Getting back to Pretoria, it happened at around this time that the government in its wisdom deemed Japanese citizens to be white. This bizarre decision had strange repercussions, not least where municipal buses were concerned.
Citizens of Chinese extraction, you see, fell within the all-embracing blanket classification “non-white”. Under no circumstances could a municipal bus driver load a Chinese passenger.
Were he to deny entry to a Japanese person however, he could find himself in serious trouble, not least the infringement of diplomatic niceties. The disciplinary implications were best left to the imagination: precisely how was a Pretoria bus driver expected to distinguish Chinese from Japanese would-be passengers at a municipal bus stop?
Less complex in Cape Town
Bus apartheid was far less complicated in Cape Town, where there was only one operator, unless one counted the old Golden Arrow company, but that was confined to routes from Mowbray station.
Government directions were generally straightforward, like requiring specific seats to be set aside for white persons. The consequence of course was absurd. It meant that black passengers had to stand next to seats reserved for white persons, even if they were unoccupied.
Conductors had to ring the “bus full” signal, even if seats reserved for white passengers were standing empty.

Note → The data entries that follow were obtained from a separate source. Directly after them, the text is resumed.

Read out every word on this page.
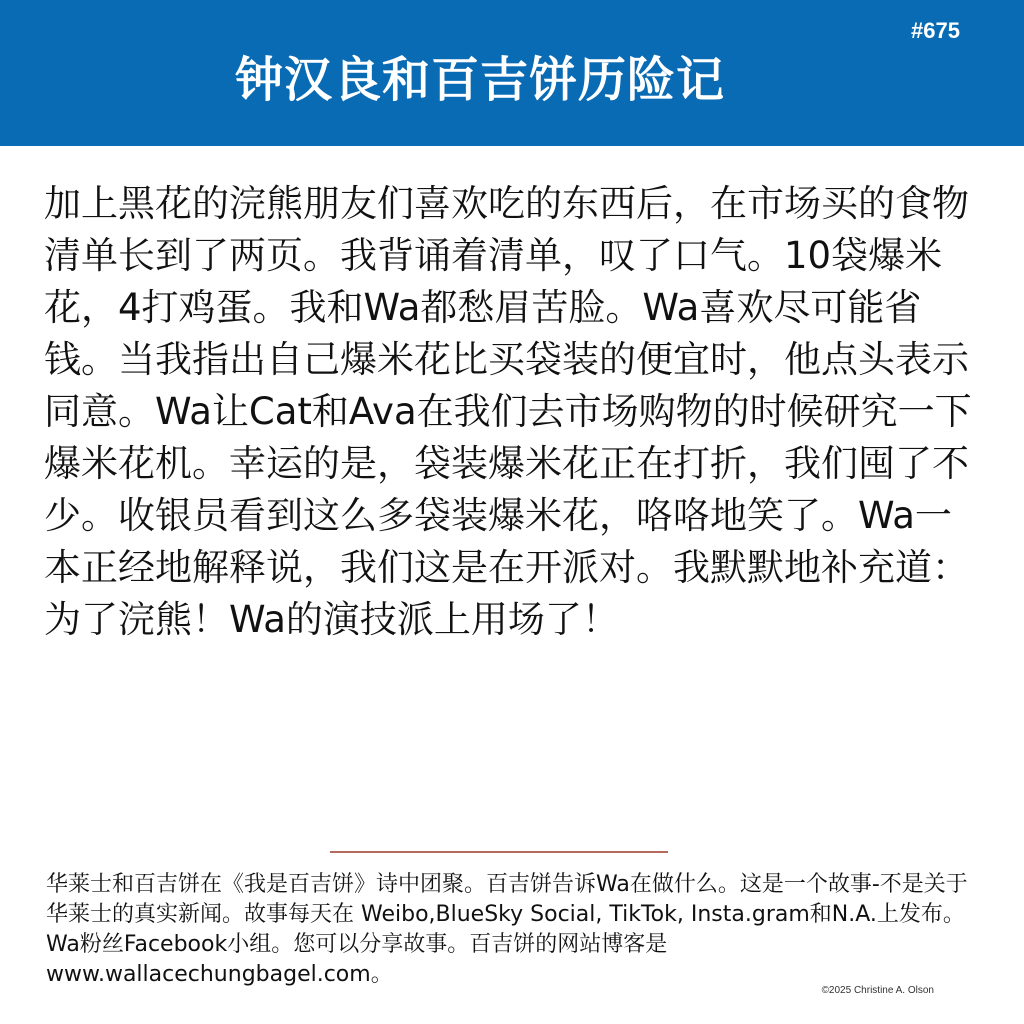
钟汉良和百吉饼历险记
#675

加上黑花的浣熊朋友们喜欢吃的东西后，在市场买的食物清单长到了两页。我背诵着清单，叹了口气。10袋爆米花，4打鸡蛋。我和Wa都愁眉苦脸。Wa喜欢尽可能省钱。当我指出自己爆米花比买袋装的便宜时，他点头表示同意。Wa让Cat和Ava在我们去市场购物的时候研究一下爆米花机。幸运的是，袋装爆米花正在打折，我们囤了不少。收银员看到这么多袋装爆米花，咯咯地笑了。Wa一本正经地解释说，我们这是在开派对。我默默地补充道：为了浣熊！Wa的演技派上用场了！

华莱士和百吉饼在《我是百吉饼》诗中团聚。百吉饼告诉Wa在做什么。这是一个故事-不是关于华莱士的真实新闻。故事每天在 Weibo,BlueSky Social, TikTok, Insta.gram和N.A.上发布。Wa粉丝Facebook小组。您可以分享故事。百吉饼的网站博客是www.wallacechungbagel.com。

©2025 Christine A. Olson
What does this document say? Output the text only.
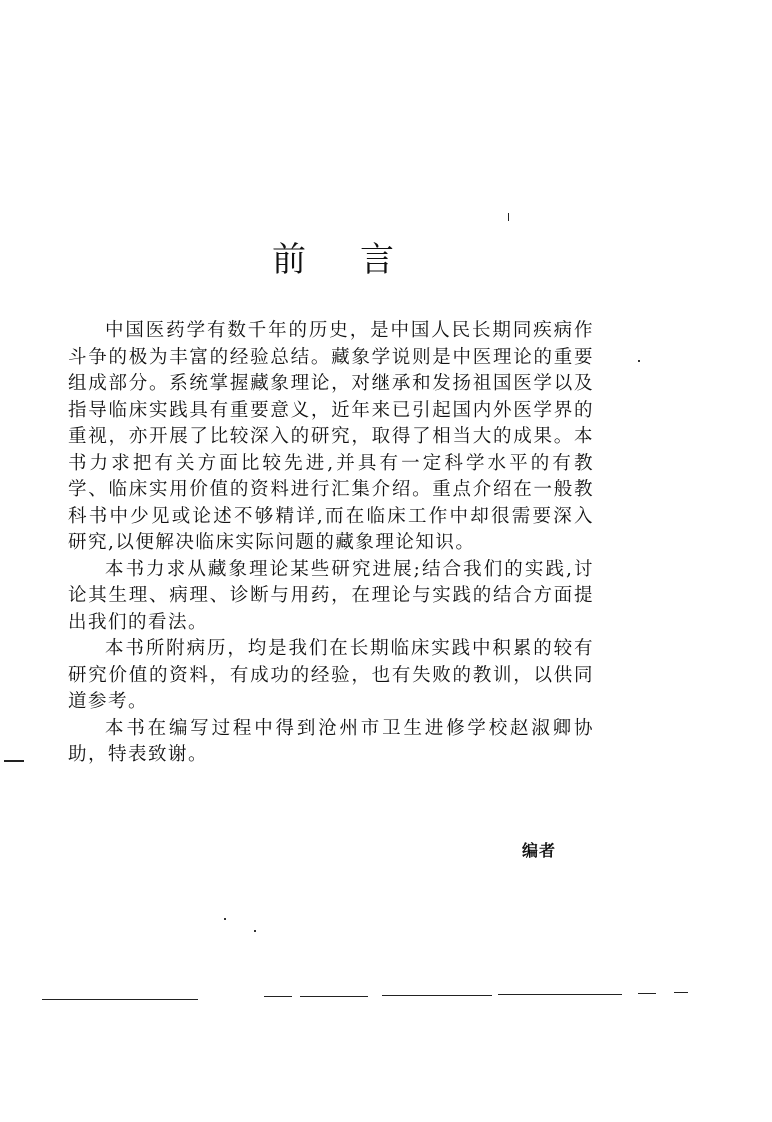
前言

中国医药学有数千年的历史，是中国人民长期同疾病作斗争的极为丰富的经验总结。藏象学说则是中医理论的重要组成部分。系统掌握藏象理论，对继承和发扬祖国医学以及指导临床实践具有重要意义，近年来已引起国内外医学界的重视，亦开展了比较深入的研究，取得了相当大的成果。本书力求把有关方面比较先进,并具有一定科学水平的有教学、临床实用价值的资料进行汇集介绍。重点介绍在一般教科书中少见或论述不够精详,而在临床工作中却很需要深入研究,以便解决临床实际问题的藏象理论知识。

本书力求从藏象理论某些研究进展;结合我们的实践,讨论其生理、病理、诊断与用药，在理论与实践的结合方面提出我们的看法。

本书所附病历，均是我们在长期临床实践中积累的较有研究价值的资料，有成功的经验，也有失败的教训，以供同道参考。

本书在编写过程中得到沧州市卫生进修学校赵淑卿协助，特表致谢。

编者
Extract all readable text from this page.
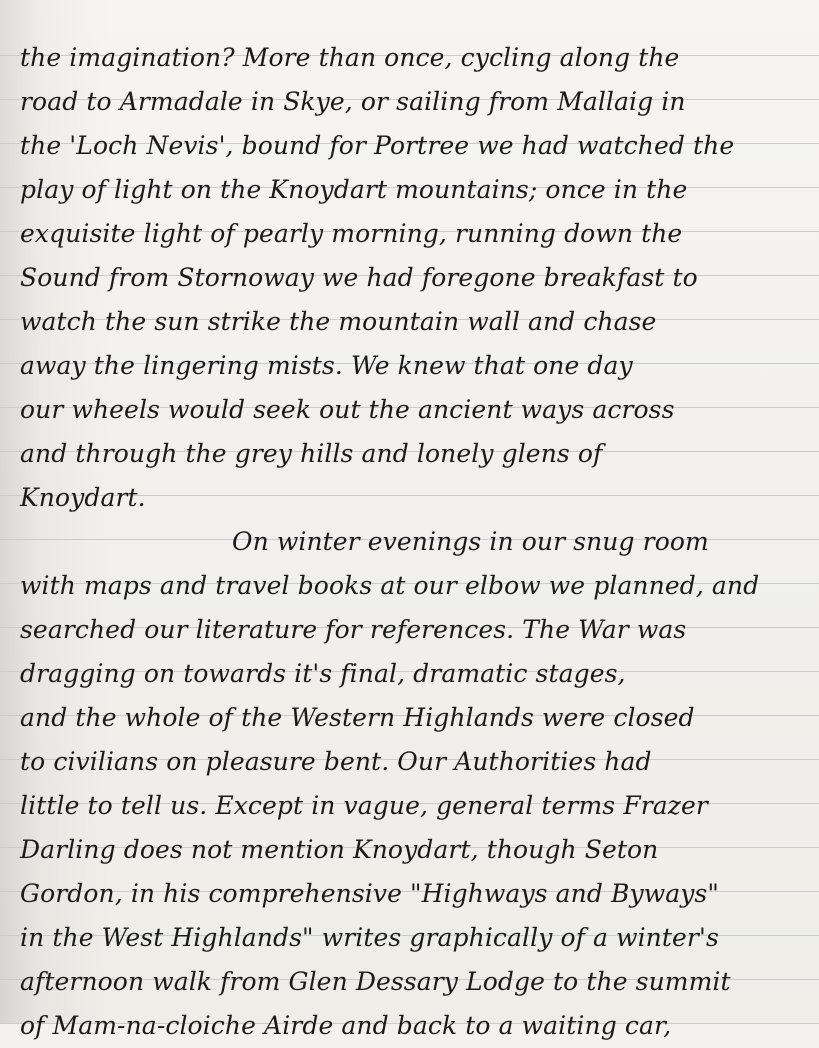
the imagination? More than once, cycling along the
road to Armadale in Skye, or sailing from Mallaig in
the 'Loch Nevis', bound for Portree we had watched the
play of light on the Knoydart mountains; once in the
exquisite light of pearly morning, running down the
Sound from Stornoway we had foregone breakfast to
watch the sun strike the mountain wall and chase
away the lingering mists. We knew that one day
our wheels would seek out the ancient ways across
and through the grey hills and lonely glens of
Knoydart.
On winter evenings in our snug room
with maps and travel books at our elbow we planned, and
searched our literature for references. The War was
dragging on towards it's final, dramatic stages,
and the whole of the Western Highlands were closed
to civilians on pleasure bent. Our Authorities had
little to tell us. Except in vague, general terms Frazer
Darling does not mention Knoydart, though Seton
Gordon, in his comprehensive "Highways and Byways"
in the West Highlands" writes graphically of a winter's
afternoon walk from Glen Dessary Lodge to the summit
of Mam-na-cloiche Airde and back to a waiting car,
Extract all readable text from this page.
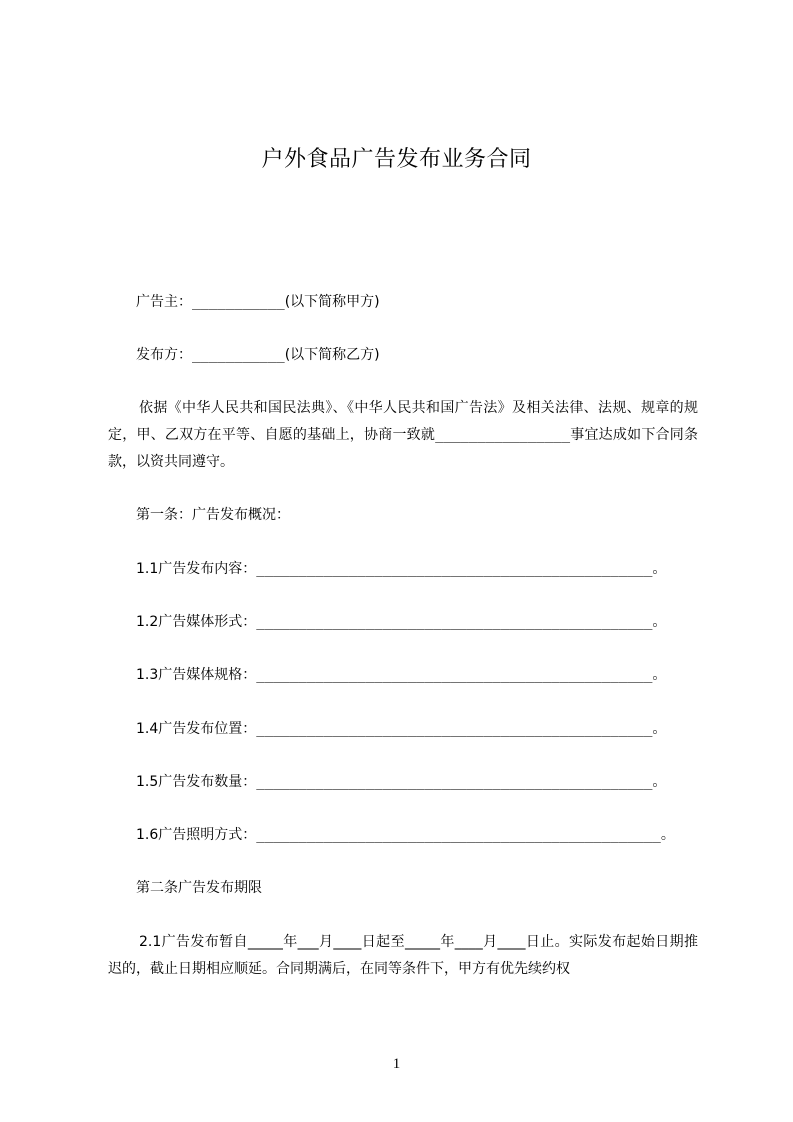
户外食品广告发布业务合同
广告主：___________(以下简称甲方)
发布方：___________(以下简称乙方)
依据《中华人民共和国民法典》、《中华人民共和国广告法》及相关法律、法规、规章的规定，甲、乙双方在平等、自愿的基础上，协商一致就________________事宜达成如下合同条款，以资共同遵守。
第一条：广告发布概况：
1.1广告发布内容：_______________________________________________。
1.2广告媒体形式：_______________________________________________。
1.3广告媒体规格：_______________________________________________。
1.4广告发布位置：_______________________________________________。
1.5广告发布数量：_______________________________________________。
1.6广告照明方式：________________________________________________。
第二条广告发布期限
2.1广告发布暂自_____年___月____日起至_____年____月____日止。实际发布起始日期推迟的，截止日期相应顺延。合同期满后，在同等条件下，甲方有优先续约权
1
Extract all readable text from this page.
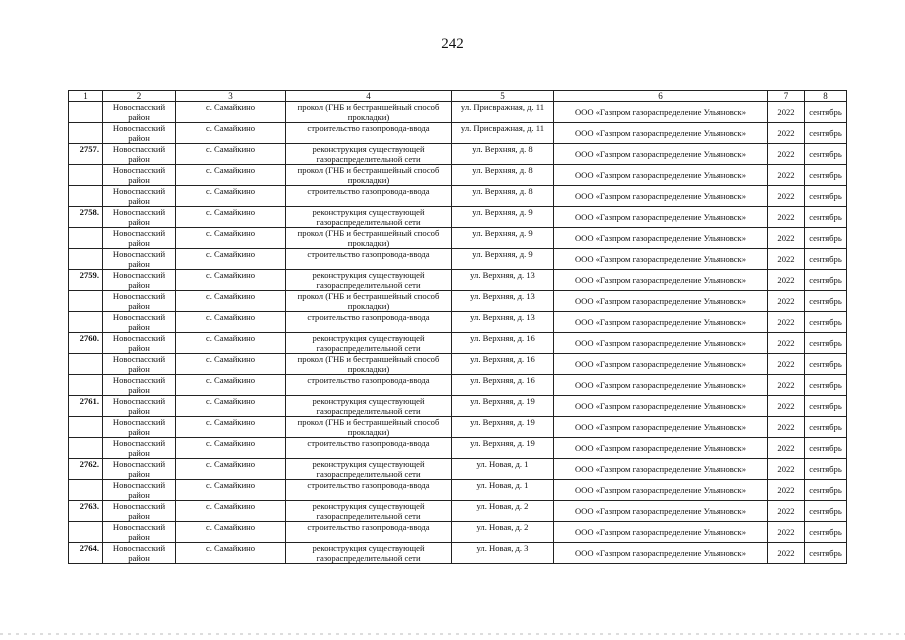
242
1	2	3	4	5	6	7	8
	Новоспасский район	с. Самайкино	прокол (ГНБ и бестраншейный способ прокладки)	ул. Присвражная, д. 11	ООО «Газпром газораспределение Ульяновск»	2022	сентябрь
	Новоспасский район	с. Самайкино	строительство газопровода-ввода	ул. Присвражная, д. 11	ООО «Газпром газораспределение Ульяновск»	2022	сентябрь
2757.	Новоспасский район	с. Самайкино	реконструкция существующей газораспределительной сети	ул. Верхняя, д. 8	ООО «Газпром газораспределение Ульяновск»	2022	сентябрь
	Новоспасский район	с. Самайкино	прокол (ГНБ и бестраншейный способ прокладки)	ул. Верхняя, д. 8	ООО «Газпром газораспределение Ульяновск»	2022	сентябрь
	Новоспасский район	с. Самайкино	строительство газопровода-ввода	ул. Верхняя, д. 8	ООО «Газпром газораспределение Ульяновск»	2022	сентябрь
2758.	Новоспасский район	с. Самайкино	реконструкция существующей газораспределительной сети	ул. Верхняя, д. 9	ООО «Газпром газораспределение Ульяновск»	2022	сентябрь
	Новоспасский район	с. Самайкино	прокол (ГНБ и бестраншейный способ прокладки)	ул. Верхняя, д. 9	ООО «Газпром газораспределение Ульяновск»	2022	сентябрь
	Новоспасский район	с. Самайкино	строительство газопровода-ввода	ул. Верхняя, д. 9	ООО «Газпром газораспределение Ульяновск»	2022	сентябрь
2759.	Новоспасский район	с. Самайкино	реконструкция существующей газораспределительной сети	ул. Верхняя, д. 13	ООО «Газпром газораспределение Ульяновск»	2022	сентябрь
	Новоспасский район	с. Самайкино	прокол (ГНБ и бестраншейный способ прокладки)	ул. Верхняя, д. 13	ООО «Газпром газораспределение Ульяновск»	2022	сентябрь
	Новоспасский район	с. Самайкино	строительство газопровода-ввода	ул. Верхняя, д. 13	ООО «Газпром газораспределение Ульяновск»	2022	сентябрь
2760.	Новоспасский район	с. Самайкино	реконструкция существующей газораспределительной сети	ул. Верхняя, д. 16	ООО «Газпром газораспределение Ульяновск»	2022	сентябрь
	Новоспасский район	с. Самайкино	прокол (ГНБ и бестраншейный способ прокладки)	ул. Верхняя, д. 16	ООО «Газпром газораспределение Ульяновск»	2022	сентябрь
	Новоспасский район	с. Самайкино	строительство газопровода-ввода	ул. Верхняя, д. 16	ООО «Газпром газораспределение Ульяновск»	2022	сентябрь
2761.	Новоспасский район	с. Самайкино	реконструкция существующей газораспределительной сети	ул. Верхняя, д. 19	ООО «Газпром газораспределение Ульяновск»	2022	сентябрь
	Новоспасский район	с. Самайкино	прокол (ГНБ и бестраншейный способ прокладки)	ул. Верхняя, д. 19	ООО «Газпром газораспределение Ульяновск»	2022	сентябрь
	Новоспасский район	с. Самайкино	строительство газопровода-ввода	ул. Верхняя, д. 19	ООО «Газпром газораспределение Ульяновск»	2022	сентябрь
2762.	Новоспасский район	с. Самайкино	реконструкция существующей газораспределительной сети	ул. Новая, д. 1	ООО «Газпром газораспределение Ульяновск»	2022	сентябрь
	Новоспасский район	с. Самайкино	строительство газопровода-ввода	ул. Новая, д. 1	ООО «Газпром газораспределение Ульяновск»	2022	сентябрь
2763.	Новоспасский район	с. Самайкино	реконструкция существующей газораспределительной сети	ул. Новая, д. 2	ООО «Газпром газораспределение Ульяновск»	2022	сентябрь
	Новоспасский район	с. Самайкино	строительство газопровода-ввода	ул. Новая, д. 2	ООО «Газпром газораспределение Ульяновск»	2022	сентябрь
2764.	Новоспасский район	с. Самайкино	реконструкция существующей газораспределительной сети	ул. Новая, д. 3	ООО «Газпром газораспределение Ульяновск»	2022	сентябрь
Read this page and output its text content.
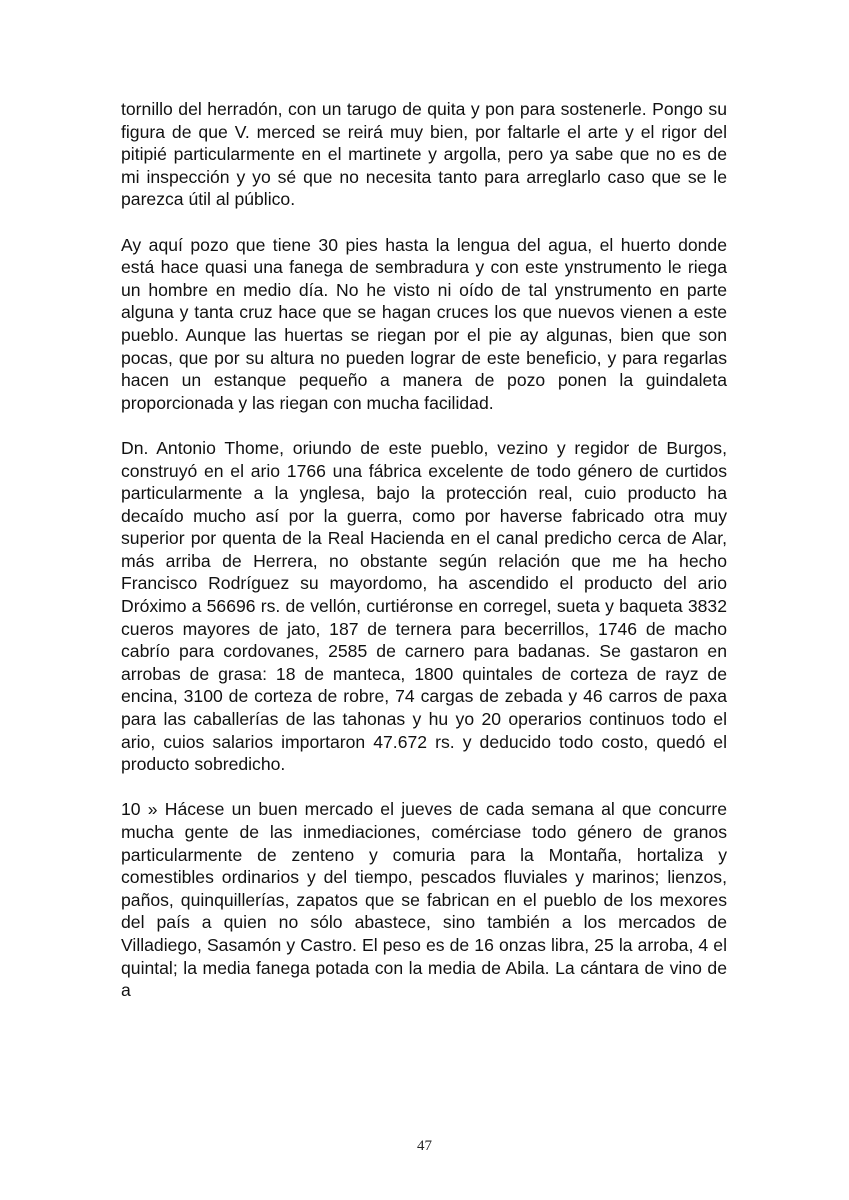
tornillo del herradón, con un tarugo de quita y pon para sostenerle. Pongo su figura de que V. merced se reirá muy bien, por faltarle el arte y el rigor del pitipié particularmente en el martinete y argolla, pero ya sabe que no es de mi inspección y yo sé que no necesita tanto para arreglarlo caso que se le parezca útil al público.

Ay aquí pozo que tiene 30 pies hasta la lengua del agua, el huerto donde está hace quasi una fanega de sembradura y con este ynstrumento le riega un hombre en medio día. No he visto ni oído de tal ynstrumento en parte alguna y tanta cruz hace que se hagan cruces los que nuevos vienen a este pueblo. Aunque las huertas se riegan por el pie ay algunas, bien que son pocas, que por su altura no pueden lograr de este beneficio, y para regarlas hacen un estanque pequeño a manera de pozo ponen la guindaleta proporcionada y las riegan con mucha facilidad.

Dn. Antonio Thome, oriundo de este pueblo, vezino y regidor de Burgos, construyó en el ario 1766 una fábrica excelente de todo género de curtidos particularmente a la ynglesa, bajo la protección real, cuio producto ha decaído mucho así por la guerra, como por haverse fabricado otra muy superior por quenta de la Real Hacienda en el canal predicho cerca de Alar, más arriba de Herrera, no obstante según relación que me ha hecho Francisco Rodríguez su mayordomo, ha ascendido el producto del ario Dróximo a 56696 rs. de vellón, curtiéronse en corregel, sueta y baqueta 3832 cueros mayores de jato, 187 de ternera para becerrillos, 1746 de macho cabrío para cordovanes, 2585 de carnero para badanas. Se gastaron en arrobas de grasa: 18 de manteca, 1800 quintales de corteza de rayz de encina, 3100 de corteza de robre, 74 cargas de zebada y 46 carros de paxa para las caballerías de las tahonas y hu yo 20 operarios continuos todo el ario, cuios salarios importaron 47.672 rs. y deducido todo costo, quedó el producto sobredicho.

10 » Hácese un buen mercado el jueves de cada semana al que concurre mucha gente de las inmediaciones, comérciase todo género de granos particularmente de zenteno y comuria para la Montaña, hortaliza y comestibles ordinarios y del tiempo, pescados fluviales y marinos; lienzos, paños, quinquillerías, zapatos que se fabrican en el pueblo de los mexores del país a quien no sólo abastece, sino también a los mercados de Villadiego, Sasamón y Castro. El peso es de 16 onzas libra, 25 la arroba, 4 el quintal; la media fanega potada con la media de Abila. La cántara de vino de a

47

On the Sea Point- Diep River route, it was required that whites-only buses had to be provided at 30 minute intervals. Inevitably, most ran empty. Travellers take the first vehicle that arrives – and unrestricted vehicles on the same route came past every seven minutes.
Johannesburg municipality’s elegant livery did not distinguish between racial niceties.
A green painted board below Johannesburg windscreens indicated separate facilities.
Pretoria municipal buses were strictly segregated.
Putco was not selective.
Certain Cape Town buses had specific seats set aside for white passengers.
Conductors were required to refuse entry to passengers of one race, even if seats reserved for another race were still vacant.
Most buses on Cape Town’s Sea Point-Diep River route were unsegregated but infrequent “whites only” vehicles were provided.
Few Sea Point passengers in Cape Town waited for the infrequent “whites only” bus; they crammed into the first vehicle that came.